Dáil debates

Wednesday, 1 May 2013

Land and Conveyancing Law Reform Bill 2013: Second Stage (Resumed)

 

5:55 pm

Photo of Mattie McGrathMattie McGrath (Tipperary South, Independent) | Oireachtas source

I am sticking to the subject. It is all relative, a Cheann Comhairle. We are getting one piece of legislation after another to damn the people. To hell or to Connacht, or wherever. It is unbelievable.

Article 40.1 states:

All citizens shall, as human persons, be held equal before the law.

This shall not be held to mean that the State shall not in its enactments have due regard to differences of capacity, physical and moral, and of social function.
Article 40.3.1o states: "The State guarantees in its laws to respect, and, as far as practicable, by its laws to defend and vindicate the personal rights of the citizen." The Government has abandoned the people. It has told them to go to the courts, and it is trying to make the judges be negotiators or mediators. A mediation Bill is proposed. There are professional mediators who could help but that Bill will not be moved on because it might upset vested interests in the legal progression.

Article 40.3.2o states: "The State shall, in particular, by its laws protect as best it may from unjust attack". Article 43.1.1o states: "The State acknowledges that man, in virtue of his rational being, has the natural right". Article 43.1.2o states: "The State accordingly guarantees to pass no law attempting to abolish the right of private ownership or the general right to transfer, bequeath, and inherit property." However, here we are at the beck and call of the banks which condemned the Dunne judgment because they say it is a loophole.

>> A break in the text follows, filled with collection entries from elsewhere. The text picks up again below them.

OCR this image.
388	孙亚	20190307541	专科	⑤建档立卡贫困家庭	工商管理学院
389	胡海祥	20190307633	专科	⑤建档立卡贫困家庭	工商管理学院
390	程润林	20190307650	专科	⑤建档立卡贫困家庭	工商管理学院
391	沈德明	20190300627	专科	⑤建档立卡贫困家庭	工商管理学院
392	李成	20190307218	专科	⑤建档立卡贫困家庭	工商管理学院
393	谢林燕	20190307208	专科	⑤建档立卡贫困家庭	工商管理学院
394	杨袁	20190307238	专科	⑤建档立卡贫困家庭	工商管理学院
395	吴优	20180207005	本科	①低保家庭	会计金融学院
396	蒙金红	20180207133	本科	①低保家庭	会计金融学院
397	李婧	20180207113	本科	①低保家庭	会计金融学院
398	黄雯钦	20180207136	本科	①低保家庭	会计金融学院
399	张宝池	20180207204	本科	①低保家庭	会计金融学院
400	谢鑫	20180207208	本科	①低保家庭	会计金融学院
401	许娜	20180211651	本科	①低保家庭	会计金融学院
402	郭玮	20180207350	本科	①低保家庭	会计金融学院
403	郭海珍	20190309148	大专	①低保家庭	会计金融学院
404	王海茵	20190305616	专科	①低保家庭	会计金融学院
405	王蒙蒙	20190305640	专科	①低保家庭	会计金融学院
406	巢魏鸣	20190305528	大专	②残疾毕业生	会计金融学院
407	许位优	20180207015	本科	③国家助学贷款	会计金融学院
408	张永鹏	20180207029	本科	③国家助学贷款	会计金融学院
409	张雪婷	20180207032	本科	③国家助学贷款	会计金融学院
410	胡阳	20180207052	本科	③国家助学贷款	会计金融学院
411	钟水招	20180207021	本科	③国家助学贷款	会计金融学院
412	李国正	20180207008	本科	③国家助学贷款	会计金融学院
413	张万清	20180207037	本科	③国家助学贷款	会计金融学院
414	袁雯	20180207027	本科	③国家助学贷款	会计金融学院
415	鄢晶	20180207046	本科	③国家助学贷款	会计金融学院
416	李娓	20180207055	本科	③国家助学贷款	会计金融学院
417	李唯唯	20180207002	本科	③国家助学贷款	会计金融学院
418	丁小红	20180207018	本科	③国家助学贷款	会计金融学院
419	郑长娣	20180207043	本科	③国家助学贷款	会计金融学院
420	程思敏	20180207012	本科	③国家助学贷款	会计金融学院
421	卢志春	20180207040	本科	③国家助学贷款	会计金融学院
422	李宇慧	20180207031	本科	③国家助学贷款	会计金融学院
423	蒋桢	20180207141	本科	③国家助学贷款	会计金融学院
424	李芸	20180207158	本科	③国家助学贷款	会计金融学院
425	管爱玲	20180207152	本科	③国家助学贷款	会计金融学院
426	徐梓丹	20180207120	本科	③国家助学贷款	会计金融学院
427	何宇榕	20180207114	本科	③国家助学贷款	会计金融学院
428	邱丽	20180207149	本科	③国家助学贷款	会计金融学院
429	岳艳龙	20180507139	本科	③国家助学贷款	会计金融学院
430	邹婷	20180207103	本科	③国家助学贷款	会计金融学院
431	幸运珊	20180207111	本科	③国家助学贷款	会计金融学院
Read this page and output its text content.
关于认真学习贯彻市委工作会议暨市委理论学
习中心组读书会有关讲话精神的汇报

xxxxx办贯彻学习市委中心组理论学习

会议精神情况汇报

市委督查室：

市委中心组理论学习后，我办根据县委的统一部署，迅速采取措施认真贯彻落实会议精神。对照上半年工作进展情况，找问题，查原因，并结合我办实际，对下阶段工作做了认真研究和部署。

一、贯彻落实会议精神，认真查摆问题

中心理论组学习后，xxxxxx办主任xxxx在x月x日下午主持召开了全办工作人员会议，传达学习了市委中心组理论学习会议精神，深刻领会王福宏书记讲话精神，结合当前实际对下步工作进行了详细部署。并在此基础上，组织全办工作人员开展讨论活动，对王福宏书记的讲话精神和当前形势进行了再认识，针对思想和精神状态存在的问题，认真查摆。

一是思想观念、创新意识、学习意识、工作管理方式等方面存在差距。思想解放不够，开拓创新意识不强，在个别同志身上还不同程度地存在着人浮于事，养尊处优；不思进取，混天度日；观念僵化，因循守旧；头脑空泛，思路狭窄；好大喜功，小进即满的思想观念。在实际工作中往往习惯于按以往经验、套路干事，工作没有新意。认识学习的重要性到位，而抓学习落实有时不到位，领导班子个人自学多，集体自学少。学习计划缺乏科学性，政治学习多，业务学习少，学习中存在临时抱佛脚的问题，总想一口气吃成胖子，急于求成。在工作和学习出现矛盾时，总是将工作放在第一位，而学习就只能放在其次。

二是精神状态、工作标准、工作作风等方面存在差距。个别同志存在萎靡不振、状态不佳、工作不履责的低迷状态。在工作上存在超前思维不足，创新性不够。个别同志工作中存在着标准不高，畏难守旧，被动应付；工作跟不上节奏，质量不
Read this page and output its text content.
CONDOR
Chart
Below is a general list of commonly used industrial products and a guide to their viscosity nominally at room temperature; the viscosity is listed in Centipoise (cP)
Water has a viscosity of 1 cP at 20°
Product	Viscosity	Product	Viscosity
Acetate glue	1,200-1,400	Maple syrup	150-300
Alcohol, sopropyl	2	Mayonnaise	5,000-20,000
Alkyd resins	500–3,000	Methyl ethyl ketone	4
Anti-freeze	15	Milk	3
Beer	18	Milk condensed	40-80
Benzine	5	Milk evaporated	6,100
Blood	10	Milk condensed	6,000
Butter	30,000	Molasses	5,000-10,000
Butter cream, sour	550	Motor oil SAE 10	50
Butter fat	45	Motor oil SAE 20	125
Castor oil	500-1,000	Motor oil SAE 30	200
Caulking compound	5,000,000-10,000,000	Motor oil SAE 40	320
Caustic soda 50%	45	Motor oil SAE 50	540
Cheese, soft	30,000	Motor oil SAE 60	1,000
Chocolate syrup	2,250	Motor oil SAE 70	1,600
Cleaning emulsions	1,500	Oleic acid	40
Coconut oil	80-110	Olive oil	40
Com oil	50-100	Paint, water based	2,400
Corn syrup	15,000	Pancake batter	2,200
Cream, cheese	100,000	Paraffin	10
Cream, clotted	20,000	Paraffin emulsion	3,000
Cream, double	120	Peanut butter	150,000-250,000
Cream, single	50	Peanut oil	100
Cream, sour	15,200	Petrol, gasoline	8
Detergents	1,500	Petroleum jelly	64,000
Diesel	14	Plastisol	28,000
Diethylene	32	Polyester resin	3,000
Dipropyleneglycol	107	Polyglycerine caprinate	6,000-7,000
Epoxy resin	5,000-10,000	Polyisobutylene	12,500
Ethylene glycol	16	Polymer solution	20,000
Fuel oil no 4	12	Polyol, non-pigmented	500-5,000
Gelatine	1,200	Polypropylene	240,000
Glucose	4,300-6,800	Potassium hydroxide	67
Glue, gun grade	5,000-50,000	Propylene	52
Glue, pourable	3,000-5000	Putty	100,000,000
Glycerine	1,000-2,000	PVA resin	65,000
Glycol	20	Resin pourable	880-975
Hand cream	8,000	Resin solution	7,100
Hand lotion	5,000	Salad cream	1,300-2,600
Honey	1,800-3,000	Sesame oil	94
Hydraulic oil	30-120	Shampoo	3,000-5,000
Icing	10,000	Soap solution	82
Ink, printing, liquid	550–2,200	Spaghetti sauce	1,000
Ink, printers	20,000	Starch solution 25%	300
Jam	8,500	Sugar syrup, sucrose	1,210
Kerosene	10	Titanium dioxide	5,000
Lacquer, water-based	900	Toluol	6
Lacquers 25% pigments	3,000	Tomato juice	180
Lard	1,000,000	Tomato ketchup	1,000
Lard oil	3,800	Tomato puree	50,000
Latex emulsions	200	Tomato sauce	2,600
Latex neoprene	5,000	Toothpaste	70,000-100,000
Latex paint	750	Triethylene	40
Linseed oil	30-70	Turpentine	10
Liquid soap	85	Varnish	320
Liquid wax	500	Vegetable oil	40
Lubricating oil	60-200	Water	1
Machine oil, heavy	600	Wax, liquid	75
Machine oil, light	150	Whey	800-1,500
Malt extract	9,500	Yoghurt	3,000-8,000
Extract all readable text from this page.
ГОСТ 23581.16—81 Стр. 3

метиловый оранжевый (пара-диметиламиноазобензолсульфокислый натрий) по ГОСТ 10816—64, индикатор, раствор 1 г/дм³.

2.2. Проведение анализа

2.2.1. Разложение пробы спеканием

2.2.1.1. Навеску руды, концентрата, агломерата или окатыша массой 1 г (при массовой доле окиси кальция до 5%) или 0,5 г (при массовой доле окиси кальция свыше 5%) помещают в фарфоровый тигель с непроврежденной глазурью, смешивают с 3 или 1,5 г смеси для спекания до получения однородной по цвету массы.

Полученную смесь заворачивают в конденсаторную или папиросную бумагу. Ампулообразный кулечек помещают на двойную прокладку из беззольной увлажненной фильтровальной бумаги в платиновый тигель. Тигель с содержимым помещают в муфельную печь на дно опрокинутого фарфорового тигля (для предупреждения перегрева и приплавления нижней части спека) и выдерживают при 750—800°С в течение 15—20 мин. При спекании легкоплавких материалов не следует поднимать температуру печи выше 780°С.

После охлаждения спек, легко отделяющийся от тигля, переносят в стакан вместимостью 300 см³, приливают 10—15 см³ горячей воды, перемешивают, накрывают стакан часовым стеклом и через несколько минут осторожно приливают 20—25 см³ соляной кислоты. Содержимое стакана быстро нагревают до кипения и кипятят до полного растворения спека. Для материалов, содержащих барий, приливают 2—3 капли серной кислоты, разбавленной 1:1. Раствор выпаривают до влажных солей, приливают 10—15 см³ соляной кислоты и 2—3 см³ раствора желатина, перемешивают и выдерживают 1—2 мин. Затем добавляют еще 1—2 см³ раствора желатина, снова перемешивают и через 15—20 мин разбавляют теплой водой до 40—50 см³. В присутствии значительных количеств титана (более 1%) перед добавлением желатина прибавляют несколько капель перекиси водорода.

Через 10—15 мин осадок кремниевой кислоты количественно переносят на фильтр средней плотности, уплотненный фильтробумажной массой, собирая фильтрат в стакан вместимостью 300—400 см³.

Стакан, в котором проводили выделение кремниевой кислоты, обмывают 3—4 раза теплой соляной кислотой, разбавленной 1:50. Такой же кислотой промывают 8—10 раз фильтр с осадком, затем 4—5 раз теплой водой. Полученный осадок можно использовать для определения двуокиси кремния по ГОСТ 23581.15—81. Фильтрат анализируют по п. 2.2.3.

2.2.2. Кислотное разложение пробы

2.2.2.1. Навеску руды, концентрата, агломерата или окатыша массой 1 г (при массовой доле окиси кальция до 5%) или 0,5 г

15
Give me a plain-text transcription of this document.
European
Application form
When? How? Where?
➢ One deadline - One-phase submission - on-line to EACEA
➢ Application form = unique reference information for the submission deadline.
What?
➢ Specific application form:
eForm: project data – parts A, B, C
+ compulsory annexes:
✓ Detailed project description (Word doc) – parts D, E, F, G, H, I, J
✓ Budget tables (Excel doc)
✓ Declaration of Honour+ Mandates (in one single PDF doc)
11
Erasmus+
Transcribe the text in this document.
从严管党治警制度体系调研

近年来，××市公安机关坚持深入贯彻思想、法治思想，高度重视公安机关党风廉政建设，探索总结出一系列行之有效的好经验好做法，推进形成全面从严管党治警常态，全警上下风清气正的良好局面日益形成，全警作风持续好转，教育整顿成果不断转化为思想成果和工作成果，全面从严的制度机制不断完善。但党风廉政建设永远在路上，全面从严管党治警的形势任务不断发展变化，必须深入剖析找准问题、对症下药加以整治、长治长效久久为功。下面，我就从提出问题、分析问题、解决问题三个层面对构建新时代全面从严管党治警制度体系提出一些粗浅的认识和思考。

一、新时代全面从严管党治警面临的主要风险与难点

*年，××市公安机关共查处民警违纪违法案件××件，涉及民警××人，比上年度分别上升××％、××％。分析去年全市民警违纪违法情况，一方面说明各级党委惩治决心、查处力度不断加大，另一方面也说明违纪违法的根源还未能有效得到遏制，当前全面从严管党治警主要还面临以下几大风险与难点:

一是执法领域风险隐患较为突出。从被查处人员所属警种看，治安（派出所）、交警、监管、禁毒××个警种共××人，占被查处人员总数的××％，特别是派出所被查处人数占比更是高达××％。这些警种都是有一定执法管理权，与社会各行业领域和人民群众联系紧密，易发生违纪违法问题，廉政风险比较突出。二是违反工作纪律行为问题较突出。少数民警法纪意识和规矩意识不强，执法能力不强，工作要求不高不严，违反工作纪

It is not a loophole. It is the law, and the good Ms Justice Dunne was only upholding the laws of the land, but we will browbeat her.

We are facilitating corrupt, unlicensed financial institutions above the needs of citizens. That is happening every hour of every day in this country. Some months ago I occupied a bank in this city because of the way it treated people in Wexford. They waved a hire purchase agreement at me and told me that was more powerful than any court order. That is the arrogance and contempt they display because they know they will get away with it. The managing director of that particular bank told me and six other people, two of whom had been severely beaten and a boy of 15 who was almost killed on the side of the road.

We are bringing in legislation that will give legal credence to assisting fraudulent financial institutions. That beggars belief. It would not happen in any other country. This must be the greatest banana republic of all time.

Current mortgage agreements are in contravention of the Unfair Terms in Consumer Contracts Directive 93/13/EC. That is a directive of the European Union - then called the European Economic Community - governing the use of surprising or onerous terms by business in dealings with consumers, but we will pass this law and another law just to suit these people. We passed financial resolutions here the night we debated the promissory notes legislation. I spoke against it. I tried to table an amendment. Following the debate I crossed the floor to speak to the Taoiseach, Deputy Kenny, and the Minister, Deputy Noonan. I told them what they had done to Seán Quinn and the other people who had court cases pending against IBRC that they could not continue because of that legislation. Any eejit would know that. A person has a right to go to court but we simply banished that right. Thankfully, Seán Quinn was able to go to the courts because he could afford it and challenge that. It was total nonsense. If I or anyone else had a court case pending, we could not pass a law here to deny the rights of any citizen.

This Government is punch-drunk believing it can do what it wishes at the behest of the bankers, the chancers, the gangsters, the speculators and the people who wreaked havoc on the country. They destroyed the country, and not one of them has been arraigned. The former Minister of State, Ned O'Keeffe, was brought before the courts in full view of the television cameras for some discrepancy involving some €100. I do not know whether he is guilty or not. That will be decided in time.